What starts as a daughter's personal journey becomes an examination of a far-reaching phenomenon: a right-wing media ecosystem—backed by libertarian billionaires, conservative think tanks, and political operatives—designed to manipulate public opinion, deepen polarization, and shift the political landscape to the far right. Through historical analysis and intimate storytelling, the documentary looks at the hidden mechanisms behind this radicalization.

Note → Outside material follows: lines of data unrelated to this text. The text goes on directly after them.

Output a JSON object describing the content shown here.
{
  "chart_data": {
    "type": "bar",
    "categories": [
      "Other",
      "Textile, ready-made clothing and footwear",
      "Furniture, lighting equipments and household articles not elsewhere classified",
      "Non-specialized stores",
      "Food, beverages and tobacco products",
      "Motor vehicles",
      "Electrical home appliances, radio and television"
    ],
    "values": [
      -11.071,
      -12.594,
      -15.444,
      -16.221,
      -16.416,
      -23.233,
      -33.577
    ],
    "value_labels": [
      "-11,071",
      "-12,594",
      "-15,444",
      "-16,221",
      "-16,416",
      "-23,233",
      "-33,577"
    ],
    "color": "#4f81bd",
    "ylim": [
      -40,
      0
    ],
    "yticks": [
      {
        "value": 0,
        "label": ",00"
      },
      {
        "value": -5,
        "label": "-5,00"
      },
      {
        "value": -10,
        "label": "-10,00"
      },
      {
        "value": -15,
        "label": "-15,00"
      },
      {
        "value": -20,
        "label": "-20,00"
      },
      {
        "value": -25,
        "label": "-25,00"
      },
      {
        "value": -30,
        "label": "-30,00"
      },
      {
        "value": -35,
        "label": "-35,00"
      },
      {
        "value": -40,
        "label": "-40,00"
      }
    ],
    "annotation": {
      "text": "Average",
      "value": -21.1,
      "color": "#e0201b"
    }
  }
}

The film raises what Senko views as urgent questions: Who controls the media? What rights do audiences have? And what responsibility does the government bear in ensuring a fair and truthful media landscape?

==Content==
Senko's father, Frank, was originally a mild-mannered "nonpolitical Kennedy Democrat" who changed into a combative far-right Republican in the late 1980s and 1990s., as he began listening to conservative talk radio during a long commute to a new job. In particular, he listened to Rush Limbaugh and watched Fox News. In his final years, Frank's views largely changed back to middle of the road due to his wife, Eileen, exposing him to less-biased media.

==Production==
The film gained 947 backers on Kickstarter. People who noticed the campaign and had similar stories wrote to Senko. She followed up by Skype to interview them about their stories, which were included in the film. One Kickstarter backer, Ryan Smith, became an executive producer and provided the remaining funding needed. Other executive producers were: Danny Goldberg and Jennifer Schultz. Matthew Modine and Adam Rackoff of Cinco Dedos Peliculas production company came on as producers. Mr. Modine also co-narrated the film along with Jen. Archivist Richard Kroll was hired to search for photographs and video material. A work in progress version of the film showed at the Traverse City Film Festival in August of 2015. The theatrical and streaming version was released in March 2016.

==Reception==
=== Critical response ===
On review aggregator Rotten Tomatoes, the film holds an approval rating of 58% based on 12 reviews, with an average rating of 7.20/10. Christine N. Ziemba of Paste wrote "Through anecdotal and social science research, Senko's film also provides much-needed insight as to why Donald Trump's caustic discourse and demagoguery is catnip for so many people." Carole Di Tosti of Blogcritics wrote a positive review, saying that "The documentary is well edited and tells a fascinating story of propagandists, stealth and wealth. Senko exposes how the conservative media network seeded anti-democratic values by changing the issues to 'morality and family values' [...] diverting the focus from economic equality."